Is one side small enough to broadcast?
→ Yes: use Broadcast Hash Join (fastest; zero shuffle on the large side)
→ No: continue
Are both tables frequently joined on the same key?
→ Yes: bucket both tables on the join key → use bucketed join (zero shuffle at query time)
→ No: continue
Is AQE enabled? (it should be, in Spark 3.0+)
→ Yes: AQE may auto-convert to BHJ and handle skew
→ No: enable AQE
Is there skew in the join key?
→ Yes: use AQE skew join handling or manual salting
→ No: tuned SortMergeJoin with appropriate partition count
Can you reduce join input with filters or partition pruning?
→ Always try: filter before joining, use partitioned tables, push filters down
Join optimization is about eliminating or minimizing shuffles and ensuring each task has a manageable amount of data.

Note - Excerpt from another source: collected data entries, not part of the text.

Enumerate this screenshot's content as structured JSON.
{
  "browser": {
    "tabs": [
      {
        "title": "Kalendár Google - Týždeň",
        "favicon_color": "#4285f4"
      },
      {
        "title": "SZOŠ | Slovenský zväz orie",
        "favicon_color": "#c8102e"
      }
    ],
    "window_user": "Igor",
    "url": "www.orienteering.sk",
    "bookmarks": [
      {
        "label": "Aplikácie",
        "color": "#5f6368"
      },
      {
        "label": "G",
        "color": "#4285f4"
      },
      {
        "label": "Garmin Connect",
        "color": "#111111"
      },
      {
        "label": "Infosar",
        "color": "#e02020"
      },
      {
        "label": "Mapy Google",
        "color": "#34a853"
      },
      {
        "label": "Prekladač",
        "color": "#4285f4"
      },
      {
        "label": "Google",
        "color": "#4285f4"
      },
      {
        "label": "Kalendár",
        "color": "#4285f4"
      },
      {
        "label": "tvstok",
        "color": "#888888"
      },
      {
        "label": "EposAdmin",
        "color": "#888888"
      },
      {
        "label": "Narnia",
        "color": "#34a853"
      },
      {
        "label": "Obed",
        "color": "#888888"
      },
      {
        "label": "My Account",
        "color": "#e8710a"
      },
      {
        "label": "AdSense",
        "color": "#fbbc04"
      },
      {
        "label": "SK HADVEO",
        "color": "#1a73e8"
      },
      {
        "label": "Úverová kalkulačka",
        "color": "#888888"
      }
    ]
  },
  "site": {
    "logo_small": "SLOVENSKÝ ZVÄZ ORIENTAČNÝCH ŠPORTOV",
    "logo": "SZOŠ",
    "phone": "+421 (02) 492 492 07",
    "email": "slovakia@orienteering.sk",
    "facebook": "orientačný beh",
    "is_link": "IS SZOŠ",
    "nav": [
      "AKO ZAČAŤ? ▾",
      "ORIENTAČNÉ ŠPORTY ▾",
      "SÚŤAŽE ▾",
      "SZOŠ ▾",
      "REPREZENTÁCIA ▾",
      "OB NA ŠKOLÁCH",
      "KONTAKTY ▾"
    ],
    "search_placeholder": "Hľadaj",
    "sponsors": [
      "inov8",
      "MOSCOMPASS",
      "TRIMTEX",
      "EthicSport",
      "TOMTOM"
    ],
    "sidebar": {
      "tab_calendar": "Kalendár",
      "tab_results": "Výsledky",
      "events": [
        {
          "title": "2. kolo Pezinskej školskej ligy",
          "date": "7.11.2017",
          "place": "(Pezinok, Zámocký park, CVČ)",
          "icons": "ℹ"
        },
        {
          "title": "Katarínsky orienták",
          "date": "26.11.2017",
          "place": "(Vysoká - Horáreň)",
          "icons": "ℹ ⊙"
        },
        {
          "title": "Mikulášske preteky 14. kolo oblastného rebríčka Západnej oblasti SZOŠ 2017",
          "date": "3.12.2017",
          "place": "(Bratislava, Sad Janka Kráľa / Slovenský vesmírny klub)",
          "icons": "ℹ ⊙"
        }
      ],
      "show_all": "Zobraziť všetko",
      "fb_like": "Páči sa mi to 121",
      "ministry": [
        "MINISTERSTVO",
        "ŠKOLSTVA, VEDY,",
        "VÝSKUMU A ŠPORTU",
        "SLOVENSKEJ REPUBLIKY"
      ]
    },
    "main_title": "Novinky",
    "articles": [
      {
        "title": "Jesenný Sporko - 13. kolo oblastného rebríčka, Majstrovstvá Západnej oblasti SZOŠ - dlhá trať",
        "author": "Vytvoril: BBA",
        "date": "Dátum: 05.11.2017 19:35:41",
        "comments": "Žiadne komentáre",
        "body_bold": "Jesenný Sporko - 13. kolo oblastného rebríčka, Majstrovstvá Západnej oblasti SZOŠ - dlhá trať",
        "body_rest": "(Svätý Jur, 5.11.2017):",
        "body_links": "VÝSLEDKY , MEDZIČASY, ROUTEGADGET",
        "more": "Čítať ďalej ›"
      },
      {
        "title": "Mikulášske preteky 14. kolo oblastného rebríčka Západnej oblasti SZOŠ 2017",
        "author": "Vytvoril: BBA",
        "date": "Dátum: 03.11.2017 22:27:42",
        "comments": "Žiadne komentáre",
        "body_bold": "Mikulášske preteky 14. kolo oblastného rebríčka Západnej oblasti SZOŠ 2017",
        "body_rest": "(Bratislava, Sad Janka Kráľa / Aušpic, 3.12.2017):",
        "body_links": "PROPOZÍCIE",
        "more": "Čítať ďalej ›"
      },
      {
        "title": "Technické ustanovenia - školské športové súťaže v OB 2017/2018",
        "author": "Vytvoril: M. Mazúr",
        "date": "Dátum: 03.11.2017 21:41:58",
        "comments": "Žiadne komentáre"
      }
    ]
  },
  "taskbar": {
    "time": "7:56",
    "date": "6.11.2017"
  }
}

The hierarchy of strategies from most to least expensive (in terms of shuffle avoidance): Broadcast Hash Join (no shuffle on the large side), bucketed join (no shuffle at query time, shuffle at write time), AQE runtime conversion (automatic BHJ when actual sizes allow), ShuffledHashJoin (both sides shuffled, but no sort), and SortMergeJoin (both sides shuffled and sorted—correct for any size, but most expensive). Skew handling (AQE or salting) is orthogonal: it prevents one task from monopolizing a stage regardless of join strategy. Partition pruning and filter pushdown reduce the input size before the join runs. So the story of join optimization is: profile the join sizes → choose the strategy that eliminates the most shuffles → handle skew → push down filters → verify with EXPLAIN → measure and iterate.